Si vraiment il devait y avoir un manque au niveau du réseau (ce qui est très peu probable), des mesures sont prévues à cet effet.

➡️ L’arrêté du 5 juillet 1990, prévoit l’autorisation de couper l’électricité en cas de tension sur les réseaux. On parle de « délestage ». Le délestage permet d’éviter un black-out (une panne généralisée et incontrôlée en cas de tension entre l’offre et la demande).

➡️ Contrairement au black-out, le délestage est une coupure maîtrisée et temporaire permettant de soulager le réseau en cas de trop fortes tensions, et ainsi d’éviter des pannes généralisées.
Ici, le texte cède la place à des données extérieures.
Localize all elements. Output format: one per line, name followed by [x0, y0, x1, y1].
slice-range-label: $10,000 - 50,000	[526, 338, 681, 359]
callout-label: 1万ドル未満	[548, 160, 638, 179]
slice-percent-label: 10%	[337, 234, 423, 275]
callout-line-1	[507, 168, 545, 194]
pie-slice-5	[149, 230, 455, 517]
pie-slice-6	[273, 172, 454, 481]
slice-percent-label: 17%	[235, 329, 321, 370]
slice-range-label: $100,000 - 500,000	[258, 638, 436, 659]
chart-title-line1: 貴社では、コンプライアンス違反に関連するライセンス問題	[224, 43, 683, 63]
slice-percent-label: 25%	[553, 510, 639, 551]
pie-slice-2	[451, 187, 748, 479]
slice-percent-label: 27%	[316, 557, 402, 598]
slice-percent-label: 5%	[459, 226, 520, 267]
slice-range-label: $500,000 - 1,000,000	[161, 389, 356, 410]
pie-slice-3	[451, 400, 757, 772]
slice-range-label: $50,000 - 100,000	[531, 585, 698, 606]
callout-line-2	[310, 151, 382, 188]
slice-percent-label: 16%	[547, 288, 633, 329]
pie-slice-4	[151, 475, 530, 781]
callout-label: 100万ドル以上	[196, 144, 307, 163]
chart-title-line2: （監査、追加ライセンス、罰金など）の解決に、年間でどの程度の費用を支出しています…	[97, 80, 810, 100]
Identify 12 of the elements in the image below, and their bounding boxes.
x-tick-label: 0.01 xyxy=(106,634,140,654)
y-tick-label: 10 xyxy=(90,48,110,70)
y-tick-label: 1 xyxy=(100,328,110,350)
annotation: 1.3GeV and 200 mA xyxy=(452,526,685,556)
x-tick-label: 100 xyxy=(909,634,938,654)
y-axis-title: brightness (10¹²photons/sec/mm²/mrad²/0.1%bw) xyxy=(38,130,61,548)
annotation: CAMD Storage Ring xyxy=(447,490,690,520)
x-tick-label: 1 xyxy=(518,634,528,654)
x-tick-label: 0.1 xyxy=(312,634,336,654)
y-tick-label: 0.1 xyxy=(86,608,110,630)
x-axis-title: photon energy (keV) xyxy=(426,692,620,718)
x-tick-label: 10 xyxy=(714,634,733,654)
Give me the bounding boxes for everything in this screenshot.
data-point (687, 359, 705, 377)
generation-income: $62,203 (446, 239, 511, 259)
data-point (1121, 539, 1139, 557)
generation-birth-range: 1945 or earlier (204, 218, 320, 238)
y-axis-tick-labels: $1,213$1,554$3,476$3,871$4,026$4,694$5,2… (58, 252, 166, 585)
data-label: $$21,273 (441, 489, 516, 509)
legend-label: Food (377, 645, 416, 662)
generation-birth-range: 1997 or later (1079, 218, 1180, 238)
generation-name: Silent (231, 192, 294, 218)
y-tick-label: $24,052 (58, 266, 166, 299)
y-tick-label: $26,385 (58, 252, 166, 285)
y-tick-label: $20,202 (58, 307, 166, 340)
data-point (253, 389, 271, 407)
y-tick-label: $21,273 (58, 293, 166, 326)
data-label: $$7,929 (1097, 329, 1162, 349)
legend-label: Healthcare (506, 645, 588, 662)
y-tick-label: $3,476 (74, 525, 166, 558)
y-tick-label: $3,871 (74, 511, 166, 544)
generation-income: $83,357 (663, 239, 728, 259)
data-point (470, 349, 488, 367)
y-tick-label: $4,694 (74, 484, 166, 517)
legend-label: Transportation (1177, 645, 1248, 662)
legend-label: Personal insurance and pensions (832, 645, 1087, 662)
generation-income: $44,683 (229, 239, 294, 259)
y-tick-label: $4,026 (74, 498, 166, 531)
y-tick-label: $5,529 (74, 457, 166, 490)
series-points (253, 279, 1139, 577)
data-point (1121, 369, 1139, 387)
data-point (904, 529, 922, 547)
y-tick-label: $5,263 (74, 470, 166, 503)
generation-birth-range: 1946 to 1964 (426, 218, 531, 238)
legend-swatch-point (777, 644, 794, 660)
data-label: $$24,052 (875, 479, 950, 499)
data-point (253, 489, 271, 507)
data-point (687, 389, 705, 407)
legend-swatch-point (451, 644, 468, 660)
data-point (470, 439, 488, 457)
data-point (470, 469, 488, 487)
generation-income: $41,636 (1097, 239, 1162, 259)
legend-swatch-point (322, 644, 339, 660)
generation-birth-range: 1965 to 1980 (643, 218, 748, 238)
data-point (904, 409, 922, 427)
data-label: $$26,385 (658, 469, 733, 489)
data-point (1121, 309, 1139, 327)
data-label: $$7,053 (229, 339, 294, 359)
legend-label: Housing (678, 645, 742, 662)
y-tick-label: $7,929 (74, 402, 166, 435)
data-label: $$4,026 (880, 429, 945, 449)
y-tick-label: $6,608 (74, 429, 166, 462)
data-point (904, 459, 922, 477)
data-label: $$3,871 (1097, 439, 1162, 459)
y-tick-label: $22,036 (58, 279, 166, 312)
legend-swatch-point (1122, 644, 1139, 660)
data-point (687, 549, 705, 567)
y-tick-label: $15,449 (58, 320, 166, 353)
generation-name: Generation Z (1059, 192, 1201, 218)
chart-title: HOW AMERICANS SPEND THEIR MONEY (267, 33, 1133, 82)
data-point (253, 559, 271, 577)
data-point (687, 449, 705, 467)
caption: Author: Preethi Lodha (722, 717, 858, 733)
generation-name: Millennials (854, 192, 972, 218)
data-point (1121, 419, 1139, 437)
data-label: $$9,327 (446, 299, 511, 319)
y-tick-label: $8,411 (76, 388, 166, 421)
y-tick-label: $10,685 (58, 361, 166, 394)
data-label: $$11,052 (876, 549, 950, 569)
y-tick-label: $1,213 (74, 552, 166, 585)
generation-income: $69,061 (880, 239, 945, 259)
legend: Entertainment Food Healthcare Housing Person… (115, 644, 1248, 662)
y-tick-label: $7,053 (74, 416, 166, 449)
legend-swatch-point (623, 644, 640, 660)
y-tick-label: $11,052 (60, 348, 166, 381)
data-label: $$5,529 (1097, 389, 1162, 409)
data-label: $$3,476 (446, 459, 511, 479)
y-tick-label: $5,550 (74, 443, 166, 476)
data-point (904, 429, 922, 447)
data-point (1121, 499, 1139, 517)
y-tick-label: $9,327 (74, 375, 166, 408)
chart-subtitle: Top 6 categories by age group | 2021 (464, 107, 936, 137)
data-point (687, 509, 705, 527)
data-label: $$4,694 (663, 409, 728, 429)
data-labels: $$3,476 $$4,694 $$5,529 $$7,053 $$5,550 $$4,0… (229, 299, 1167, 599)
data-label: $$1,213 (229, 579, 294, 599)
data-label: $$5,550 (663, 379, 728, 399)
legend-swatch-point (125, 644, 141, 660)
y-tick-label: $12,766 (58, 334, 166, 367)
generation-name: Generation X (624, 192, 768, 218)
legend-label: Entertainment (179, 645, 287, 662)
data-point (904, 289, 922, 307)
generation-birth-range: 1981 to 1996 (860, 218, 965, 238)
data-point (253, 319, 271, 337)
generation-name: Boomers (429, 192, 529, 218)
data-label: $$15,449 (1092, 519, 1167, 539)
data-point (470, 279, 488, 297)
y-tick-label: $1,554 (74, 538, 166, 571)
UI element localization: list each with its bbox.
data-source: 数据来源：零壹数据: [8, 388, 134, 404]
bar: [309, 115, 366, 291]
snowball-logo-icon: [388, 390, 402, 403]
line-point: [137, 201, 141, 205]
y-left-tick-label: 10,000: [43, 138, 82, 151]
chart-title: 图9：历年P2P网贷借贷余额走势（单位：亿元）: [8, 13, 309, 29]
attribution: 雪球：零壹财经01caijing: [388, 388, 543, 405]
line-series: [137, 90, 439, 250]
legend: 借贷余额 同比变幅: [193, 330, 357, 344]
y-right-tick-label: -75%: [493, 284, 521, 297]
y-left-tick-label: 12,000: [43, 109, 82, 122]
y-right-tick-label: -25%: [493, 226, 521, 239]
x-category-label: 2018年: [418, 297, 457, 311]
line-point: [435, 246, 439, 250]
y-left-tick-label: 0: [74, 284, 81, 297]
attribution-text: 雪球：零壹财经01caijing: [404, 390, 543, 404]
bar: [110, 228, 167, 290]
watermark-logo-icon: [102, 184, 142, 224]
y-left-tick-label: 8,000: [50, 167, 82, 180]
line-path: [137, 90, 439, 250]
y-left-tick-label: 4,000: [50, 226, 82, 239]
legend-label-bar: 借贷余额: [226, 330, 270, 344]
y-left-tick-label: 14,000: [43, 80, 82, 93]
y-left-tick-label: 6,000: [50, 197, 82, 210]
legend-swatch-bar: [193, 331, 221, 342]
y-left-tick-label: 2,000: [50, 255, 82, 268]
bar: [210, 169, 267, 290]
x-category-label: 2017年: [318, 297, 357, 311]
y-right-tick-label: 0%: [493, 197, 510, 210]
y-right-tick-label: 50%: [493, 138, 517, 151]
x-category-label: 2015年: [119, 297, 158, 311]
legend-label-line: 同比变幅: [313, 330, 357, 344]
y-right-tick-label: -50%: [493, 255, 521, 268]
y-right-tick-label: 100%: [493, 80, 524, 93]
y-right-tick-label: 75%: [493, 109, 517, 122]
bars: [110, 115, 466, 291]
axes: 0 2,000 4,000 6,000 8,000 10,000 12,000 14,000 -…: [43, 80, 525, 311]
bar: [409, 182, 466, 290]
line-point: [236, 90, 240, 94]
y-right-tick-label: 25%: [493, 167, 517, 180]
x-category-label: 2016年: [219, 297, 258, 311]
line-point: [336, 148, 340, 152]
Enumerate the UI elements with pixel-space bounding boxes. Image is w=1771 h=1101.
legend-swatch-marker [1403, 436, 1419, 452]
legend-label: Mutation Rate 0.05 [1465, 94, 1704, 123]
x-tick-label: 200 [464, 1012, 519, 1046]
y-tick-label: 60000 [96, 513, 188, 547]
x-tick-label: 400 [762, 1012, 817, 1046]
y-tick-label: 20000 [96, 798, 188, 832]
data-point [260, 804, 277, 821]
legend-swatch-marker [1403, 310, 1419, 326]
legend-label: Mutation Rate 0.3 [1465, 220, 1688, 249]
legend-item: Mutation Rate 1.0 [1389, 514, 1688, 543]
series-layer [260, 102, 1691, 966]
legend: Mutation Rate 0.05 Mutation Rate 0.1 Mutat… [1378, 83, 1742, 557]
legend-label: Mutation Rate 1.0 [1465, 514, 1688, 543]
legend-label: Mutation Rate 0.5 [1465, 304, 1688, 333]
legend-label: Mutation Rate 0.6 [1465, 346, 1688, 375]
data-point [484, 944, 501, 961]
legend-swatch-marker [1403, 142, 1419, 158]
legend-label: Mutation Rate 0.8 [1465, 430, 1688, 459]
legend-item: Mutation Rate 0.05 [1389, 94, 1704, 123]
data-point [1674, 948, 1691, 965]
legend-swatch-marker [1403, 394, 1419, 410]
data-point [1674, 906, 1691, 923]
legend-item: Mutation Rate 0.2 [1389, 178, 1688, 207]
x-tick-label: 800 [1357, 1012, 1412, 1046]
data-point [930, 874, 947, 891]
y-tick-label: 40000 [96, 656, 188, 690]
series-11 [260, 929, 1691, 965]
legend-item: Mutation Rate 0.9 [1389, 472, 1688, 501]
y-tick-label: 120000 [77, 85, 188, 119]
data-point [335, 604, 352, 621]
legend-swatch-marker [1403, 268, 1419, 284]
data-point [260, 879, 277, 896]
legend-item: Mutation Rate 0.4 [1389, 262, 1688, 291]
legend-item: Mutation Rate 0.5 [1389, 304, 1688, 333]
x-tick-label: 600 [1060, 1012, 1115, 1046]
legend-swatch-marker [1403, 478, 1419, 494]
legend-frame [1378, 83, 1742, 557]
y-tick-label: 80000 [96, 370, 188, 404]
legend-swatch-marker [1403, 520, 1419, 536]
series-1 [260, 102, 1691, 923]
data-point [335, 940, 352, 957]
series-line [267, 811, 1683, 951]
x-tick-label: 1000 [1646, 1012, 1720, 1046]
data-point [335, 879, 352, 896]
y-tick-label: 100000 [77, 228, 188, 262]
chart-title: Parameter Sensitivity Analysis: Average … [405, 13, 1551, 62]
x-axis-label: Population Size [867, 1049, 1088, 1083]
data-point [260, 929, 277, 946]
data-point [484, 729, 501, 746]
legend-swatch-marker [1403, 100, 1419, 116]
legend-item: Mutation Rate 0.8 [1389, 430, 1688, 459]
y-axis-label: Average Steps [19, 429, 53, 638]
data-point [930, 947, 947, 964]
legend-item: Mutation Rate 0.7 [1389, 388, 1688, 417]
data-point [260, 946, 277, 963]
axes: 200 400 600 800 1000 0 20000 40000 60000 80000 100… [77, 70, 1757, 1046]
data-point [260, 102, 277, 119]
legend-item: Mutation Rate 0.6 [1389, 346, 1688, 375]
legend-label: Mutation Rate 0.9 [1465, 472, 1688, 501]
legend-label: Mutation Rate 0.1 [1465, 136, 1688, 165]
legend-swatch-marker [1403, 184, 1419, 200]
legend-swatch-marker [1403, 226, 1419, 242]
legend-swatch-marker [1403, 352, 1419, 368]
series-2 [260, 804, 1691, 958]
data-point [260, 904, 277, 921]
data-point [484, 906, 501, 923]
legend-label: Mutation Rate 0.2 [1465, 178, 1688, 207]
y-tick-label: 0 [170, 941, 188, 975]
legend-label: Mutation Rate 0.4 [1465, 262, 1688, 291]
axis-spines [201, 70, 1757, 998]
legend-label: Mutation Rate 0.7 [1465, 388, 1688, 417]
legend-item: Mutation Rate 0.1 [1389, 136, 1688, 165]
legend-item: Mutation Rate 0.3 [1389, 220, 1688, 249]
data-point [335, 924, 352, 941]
Les usagers sensibles tels que les hôpitaux, les cliniques, les laboratoires, la Défense Nationale, les installations d’éclairage de la voie publique pour la sécurité, les industries à risque, etc., ne sont pas concernés par cette mesure.

 

Comment réduire la consommation d'énergie de son foyer ?

 

Les énergies renouvelables constituent une solution pour renforcer notre sécurité d’approvisionnement, et de nombreux pays comme l’Allemagne l’ont déjà compris.

Produire son énergie avec des panneaux photovoltaïques

  • Produire une énergie propre et renouvelable : elle vient de votre toit, de votre jardin ou de votre pergola
  • Economiser sur votre facture d’électricité, grâce à l’optimisation et au pilotagede votre installation solaire
  • Augmenter son indépendance vis-à-vis du réseau
  • Anticiper les fortes augmentations du prix de l’énergie

 Souscrire une offre à tarification dynamique (proposée par la RTE)

Le deuxième moyen de réduire sa facture d’électricité est de souscrire à une offre à tarification dynamique. Le but est d’inciter les consommateurs à décaler leur consommation électrique au sein d’une journée grâce à des tarifs attractifs.

Selon Capital, « ces offres dynamiques proposent des prix qui changent toutes les heures en fonction de l’évolution des cours de l’électricité sur les marchés de gros. Avec la flambée actuelle sur les marchés à la suite de l’invasion de l’Ukraine, elles peuvent du coup se traduire par de brusques hausses de tarifs pour le consommateur. »

Il s’agit donc d’un élargissement temporaire des offres d’électricité, que les fournisseurs devront proposer dès le 1er juillet 2023 en France.